Not sure if I fully catch the point but let me try.

From the previous JSON runtime example I posted, you can see that the serialization mechanism can be fully customized, as long as your LoadFromBinary can construct an identical runtime module from the binary generated by SaveToBinary. In other words, although the file extension is .so, you can actually use any format of byte array.

We recommend the above approach, because users will only get a single .so file that includes everything – the TVM host module and your custom runtime module. Please note that we recommend this way even you are offloading an entire model (in this case the TVM host module has only one giant node), because it is general to cover both full and partial offloading.

Besides, you can still upload the .so file via RPC to a remote target. As long as your remote target has TVM runtime deployed, it should also include the implementation of your custom runtime, meaning that it can deserialize the .so file and build the runtime module.

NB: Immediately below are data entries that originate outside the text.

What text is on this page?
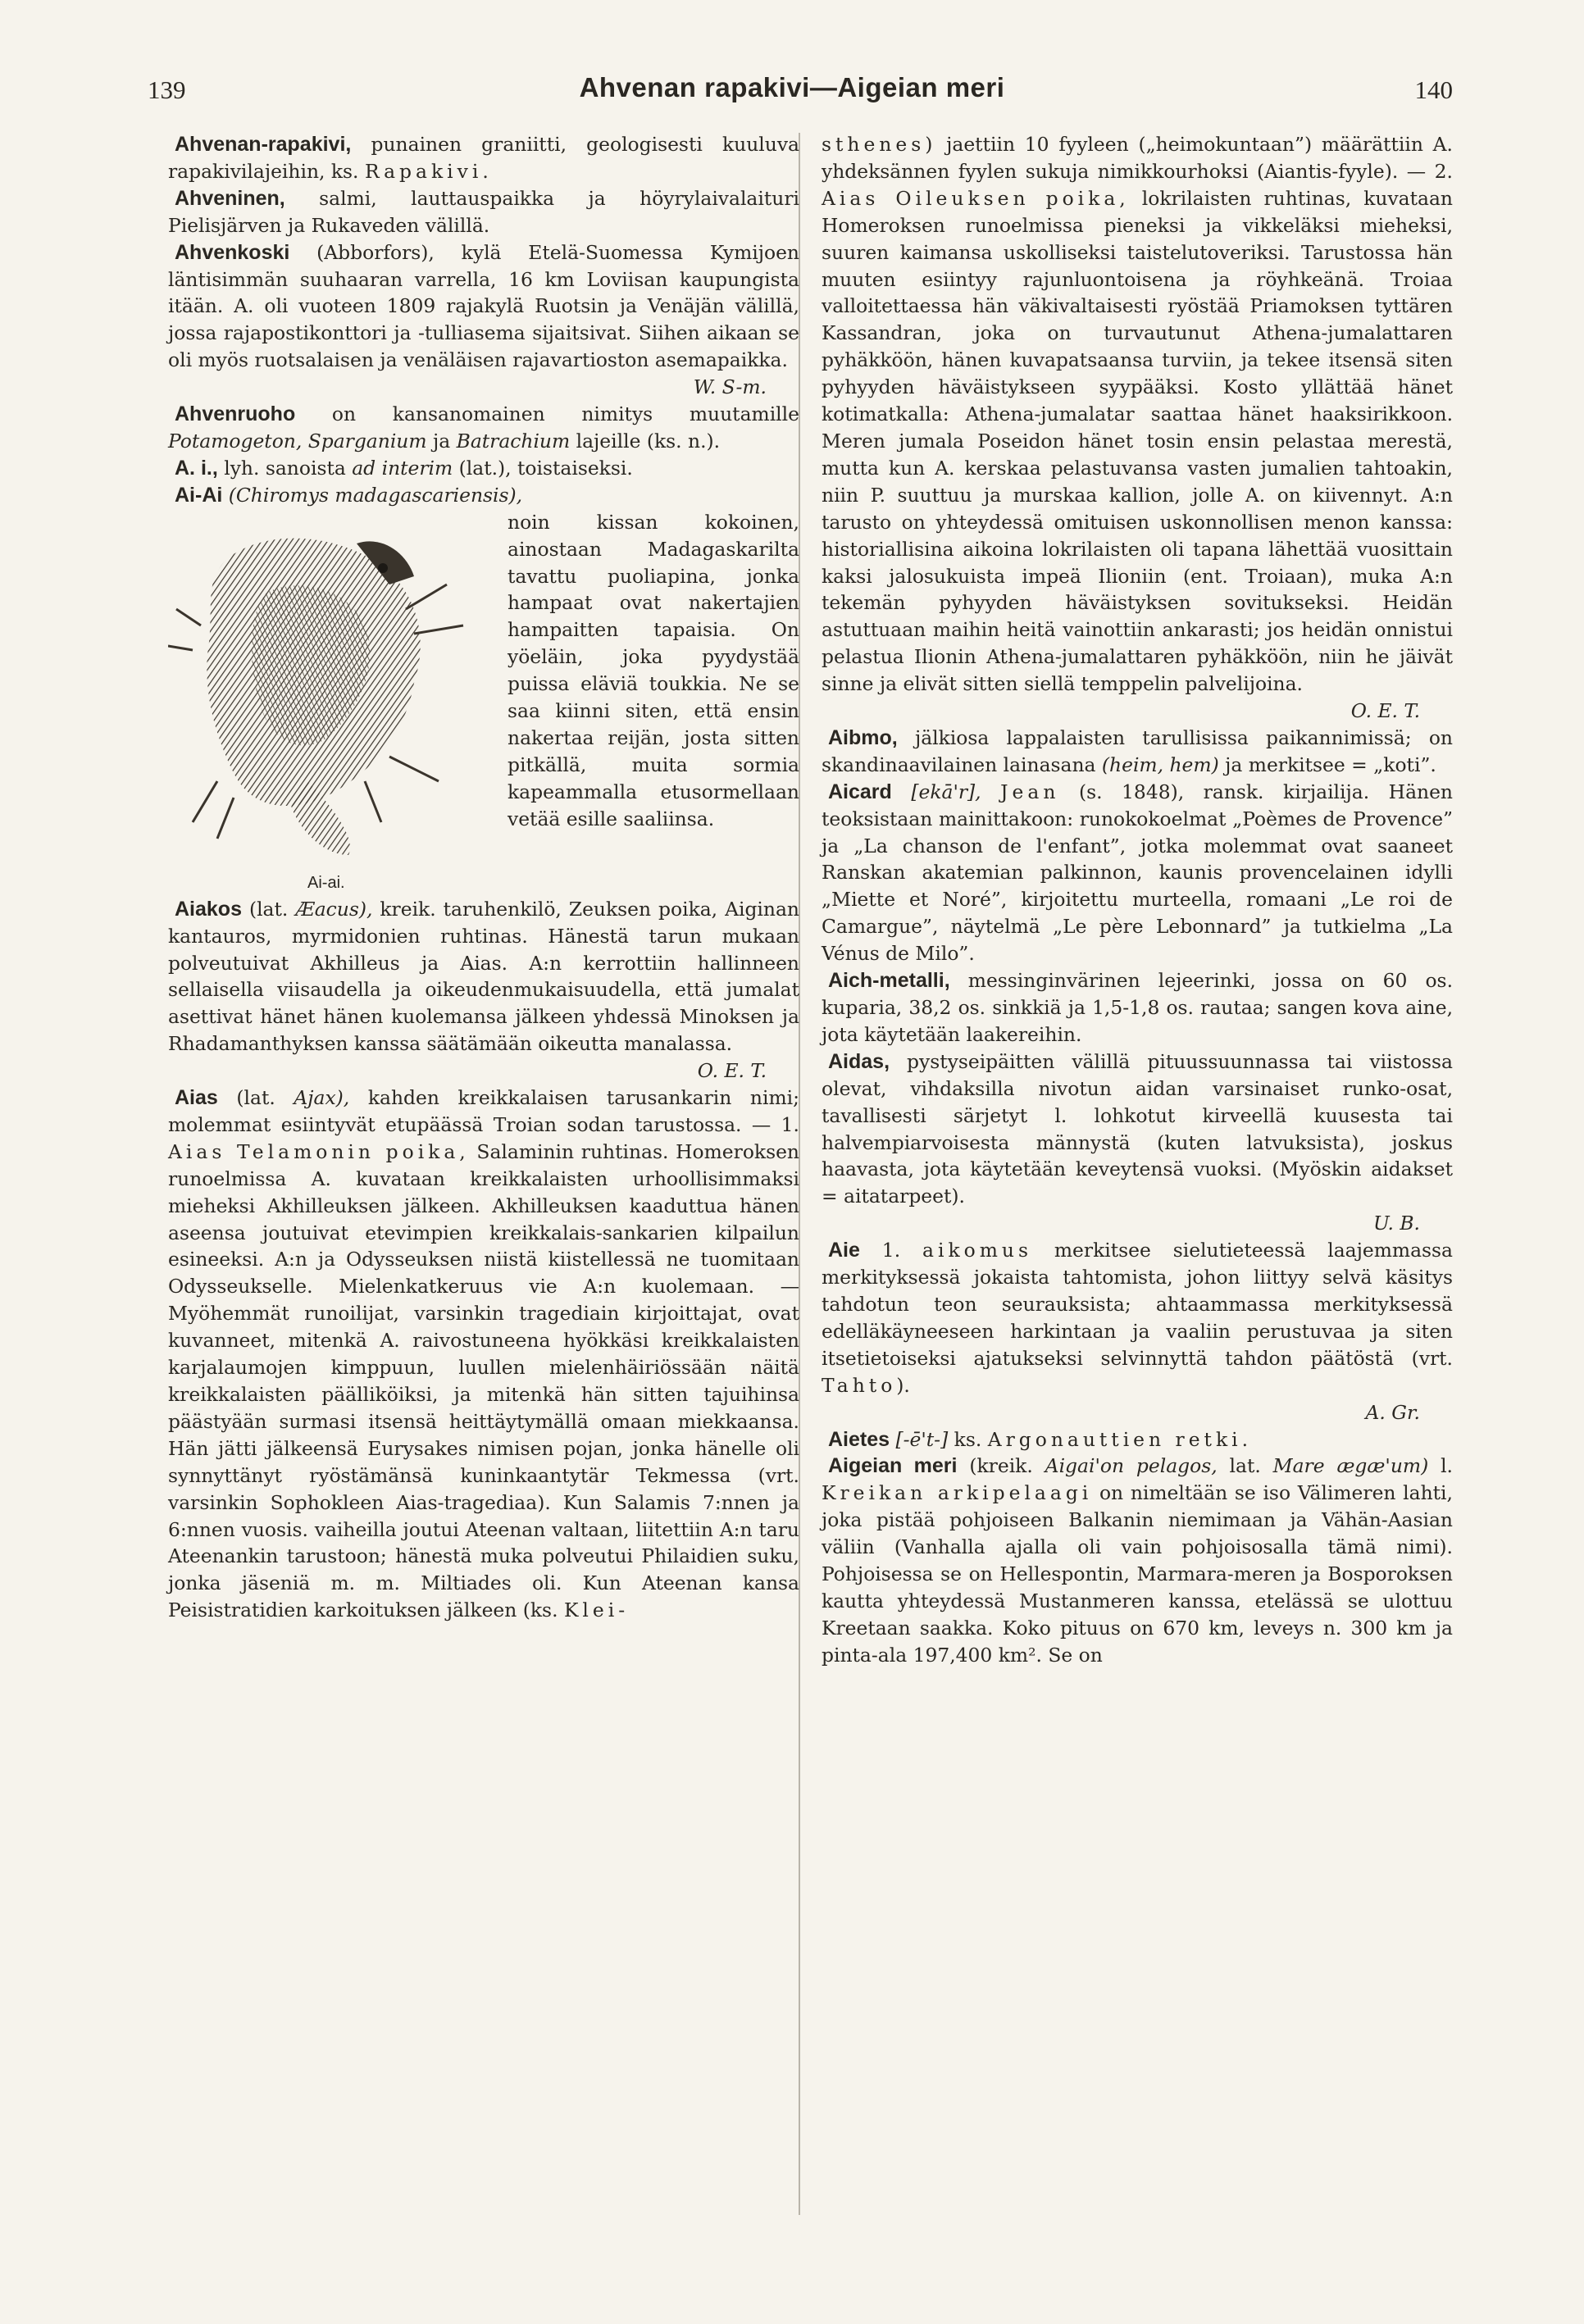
139	Ahvenan rapakivi—Aigeian meri	140

Ahvenan-rapakivi, punainen graniitti, geologisesti kuuluva rapakivilajeihin, ks. Rapakivi.

Ahveninen, salmi, lauttauspaikka ja höyrylaivalaituri Pielisjärven ja Rukaveden välillä.

Ahvenkoski (Abborfors), kylä Etelä-Suomessa Kymijoen läntisimmän suuhaaran varrella, 16 km Loviisan kaupungista itään. A. oli vuoteen 1809 rajakylä Ruotsin ja Venäjän välillä, jossa rajapostikonttori ja -tulliasema sijaitsivat. Siihen aikaan se oli myös ruotsalaisen ja venäläisen rajavartioston asemapaikka.

W. S-m.

Ahvenruoho on kansanomainen nimitys muutamille Potamogeton, Sparganium ja Batrachium lajeille (ks. n.).

A. i., lyh. sanoista ad interim (lat.), toistaiseksi.

Ai-Ai (Chiromys madagascariensis),

Ai-ai.

noin kissan kokoinen, ainostaan Madagaskarilta tavattu puoliapina, jonka hampaat ovat nakertajien hampaitten tapaisia. On yöeläin, joka pyydystää puissa eläviä toukkia. Ne se saa kiinni siten, että ensin nakertaa reijän, josta sitten pitkällä, muita sormia kapeammalla etusormellaan vetää esille saaliinsa.

Aiakos (lat. Æacus), kreik. taruhenkilö, Zeuksen poika, Aiginan kantauros, myrmidonien ruhtinas. Hänestä tarun mukaan polveutuivat Akhilleus ja Aias. A:n kerrottiin hallinneen sellaisella viisaudella ja oikeudenmukaisuudella, että jumalat asettivat hänet hänen kuolemansa jälkeen yhdessä Minoksen ja Rhadamanthyksen kanssa säätämään oikeutta manalassa.

O. E. T.

Aias (lat. Ajax), kahden kreikkalaisen tarusankarin nimi; molemmat esiintyvät etupäässä Troian sodan tarustossa. — 1. Aias Telamonin poika, Salaminin ruhtinas. Homeroksen runoelmissa A. kuvataan kreikkalaisten urhoollisimmaksi mieheksi Akhilleuksen jälkeen. Akhilleuksen kaaduttua hänen aseensa joutuivat etevimpien kreikkalais-sankarien kilpailun esineeksi. A:n ja Odysseuksen niistä kiistellessä ne tuomitaan Odysseukselle. Mielenkatkeruus vie A:n kuolemaan. — Myöhemmät runoilijat, varsinkin tragediain kirjoittajat, ovat kuvanneet, mitenkä A. raivostuneena hyökkäsi kreikkalaisten karjalaumojen kimppuun, luullen mielenhäiriössään näitä kreikkalaisten päälliköiksi, ja mitenkä hän sitten tajuihinsa päästyään surmasi itsensä heittäytymällä omaan miekkaansa. Hän jätti jälkeensä Eurysakes nimisen pojan, jonka hänelle oli synnyttänyt ryöstämänsä kuninkaantytär Tekmessa (vrt. varsinkin Sophokleen Aias-tragediaa). Kun Salamis 7:nnen ja 6:nnen vuosis. vaiheilla joutui Ateenan valtaan, liitettiin A:n taru Ateenankin tarustoon; hänestä muka polveutui Philaidien suku, jonka jäseniä m. m. Miltiades oli. Kun Ateenan kansa Peisistratidien karkoituksen jälkeen (ks. Klei-

sthenes) jaettiin 10 fyyleen („heimokuntaan”) määrättiin A. yhdeksännen fyylen sukuja nimikkourhoksi (Aiantis-fyyle). — 2. Aias Oileuksen poika, lokrilaisten ruhtinas, kuvataan Homeroksen runoelmissa pieneksi ja vikkeläksi mieheksi, suuren kaimansa uskolliseksi taistelutoveriksi. Tarustossa hän muuten esiintyy rajunluontoisena ja röyhkeänä. Troiaa valloitettaessa hän väkivaltaisesti ryöstää Priamoksen tyttären Kassandran, joka on turvautunut Athena-jumalattaren pyhäkköön, hänen kuvapatsaansa turviin, ja tekee itsensä siten pyhyyden häväistykseen syypääksi. Kosto yllättää hänet kotimatkalla: Athena-jumalatar saattaa hänet haaksirikkoon. Meren jumala Poseidon hänet tosin ensin pelastaa merestä, mutta kun A. kerskaa pelastuvansa vasten jumalien tahtoakin, niin P. suuttuu ja murskaa kallion, jolle A. on kiivennyt. A:n tarusto on yhteydessä omituisen uskonnollisen menon kanssa: historiallisina aikoina lokrilaisten oli tapana lähettää vuosittain kaksi jalosukuista impeä Ilioniin (ent. Troiaan), muka A:n tekemän pyhyyden häväistyksen sovitukseksi. Heidän astuttuaan maihin heitä vainottiin ankarasti; jos heidän onnistui pelastua Ilionin Athena-jumalattaren pyhäkköön, niin he jäivät sinne ja elivät sitten siellä temppelin palvelijoina.

O. E. T.

Aibmo, jälkiosa lappalaisten tarullisissa paikannimissä; on skandinaavilainen lainasana (heim, hem) ja merkitsee = „koti”.

Aicard [ekā'r], Jean (s. 1848), ransk. kirjailija. Hänen teoksistaan mainittakoon: runokokoelmat „Poèmes de Provence” ja „La chanson de l'enfant”, jotka molemmat ovat saaneet Ranskan akatemian palkinnon, kaunis provencelainen idylli „Miette et Noré”, kirjoitettu murteella, romaani „Le roi de Camargue”, näytelmä „Le père Lebonnard” ja tutkielma „La Vénus de Milo”.

Aich-metalli, messinginvärinen lejeerinki, jossa on 60 os. kuparia, 38,2 os. sinkkiä ja 1,5-1,8 os. rautaa; sangen kova aine, jota käytetään laakereihin.

Aidas, pystyseipäitten välillä pituussuunnassa tai viistossa olevat, vihdaksilla nivotun aidan varsinaiset runko-osat, tavallisesti särjetyt l. lohkotut kirveellä kuusesta tai halvempiarvoisesta männystä (kuten latvuksista), joskus haavasta, jota käytetään keveytensä vuoksi. (Myöskin aidakset = aitatarpeet).

U. B.

Aie 1. aikomus merkitsee sielutieteessä laajemmassa merkityksessä jokaista tahtomista, johon liittyy selvä käsitys tahdotun teon seurauksista; ahtaammassa merkityksessä edelläkäyneeseen harkintaan ja vaaliin perustuvaa ja siten itsetietoiseksi ajatukseksi selvinnyttä tahdon päätöstä (vrt. Tahto).

A. Gr.

Aietes [-ē't-] ks. Argonauttien retki.

Aigeian meri (kreik. Aigai'on pelagos, lat. Mare ægæ'um) l. Kreikan arkipelaagi on nimeltään se iso Välimeren lahti, joka pistää pohjoiseen Balkanin niemimaan ja Vähän-Aasian väliin (Vanhalla ajalla oli vain pohjoisosalla tämä nimi). Pohjoisessa se on Hellespontin, Marmara-meren ja Bosporoksen kautta yhteydessä Mustanmeren kanssa, etelässä se ulottuu Kreetaan saakka. Koko pituus on 670 km, leveys n. 300 km ja pinta-ala 197,400 km². Se on
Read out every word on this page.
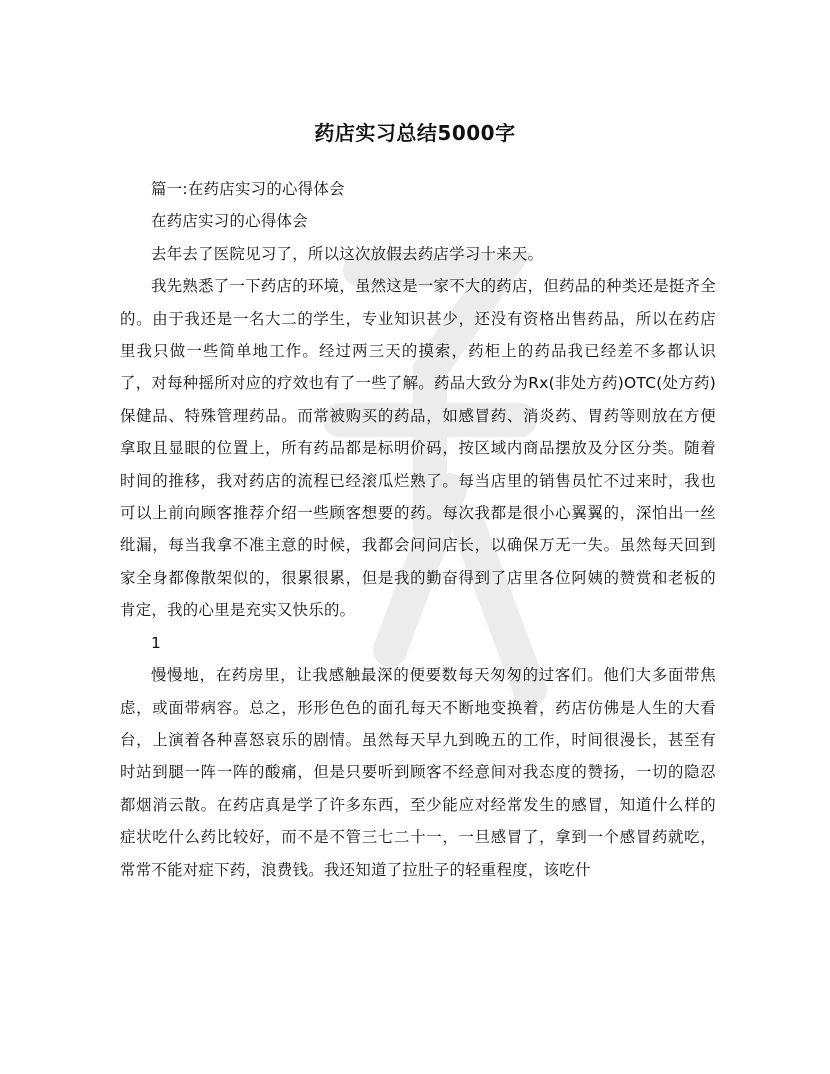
药店实习总结5000字

篇一:在药店实习的心得体会

在药店实习的心得体会

去年去了医院见习了，所以这次放假去药店学习十来天。

我先熟悉了一下药店的环境，虽然这是一家不大的药店，但药品的种类还是挺齐全的。由于我还是一名大二的学生，专业知识甚少，还没有资格出售药品，所以在药店里我只做一些简单地工作。经过两三天的摸索，药柜上的药品我已经差不多都认识了，对每种摇所对应的疗效也有了一些了解。药品大致分为Rx(非处方药)OTC(处方药)保健品、特殊管理药品。而常被购买的药品，如感冒药、消炎药、胃药等则放在方便拿取且显眼的位置上，所有药品都是标明价码，按区域内商品摆放及分区分类。随着时间的推移，我对药店的流程已经滚瓜烂熟了。每当店里的销售员忙不过来时，我也可以上前向顾客推荐介绍一些顾客想要的药。每次我都是很小心翼翼的，深怕出一丝纰漏，每当我拿不准主意的时候，我都会问问店长，以确保万无一失。虽然每天回到家全身都像散架似的，很累很累，但是我的勤奋得到了店里各位阿姨的赞赏和老板的肯定，我的心里是充实又快乐的。

1

慢慢地，在药房里，让我感触最深的便要数每天匆匆的过客们。他们大多面带焦虑，或面带病容。总之，形形色色的面孔每天不断地变换着，药店仿佛是人生的大看台，上演着各种喜怒哀乐的剧情。虽然每天早九到晚五的工作，时间很漫长，甚至有时站到腿一阵一阵的酸痛，但是只要听到顾客不经意间对我态度的赞扬，一切的隐忍都烟消云散。在药店真是学了许多东西，至少能应对经常发生的感冒，知道什么样的症状吃什么药比较好，而不是不管三七二十一，一旦感冒了，拿到一个感冒药就吃，常常不能对症下药，浪费钱。我还知道了拉肚子的轻重程度，该吃什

Cody, it makes sense that there’s save/load module symmetry between the TVM client and the TVM RPC remote server if indeed the TVM RPC remote server runs the TVM runtime. In our case the symmetry is broken, because our RPC server does not run the TVM runtime, but implements enough of TVM RPC protocol to receive a binary module from the TVM client, load it, set inputs, run the module, and then send back the output. Now, it seems we need to implement parsing the .so file in our implementation of the TVM RPC server, so that it can extract the graph json, and the compiled model’s binary from the uploaded .so file. We use TVM to compile models to be executable on our hardware, and to test the hardware and the generated code. In actual deployment the compiled models will run without the TVM runtime.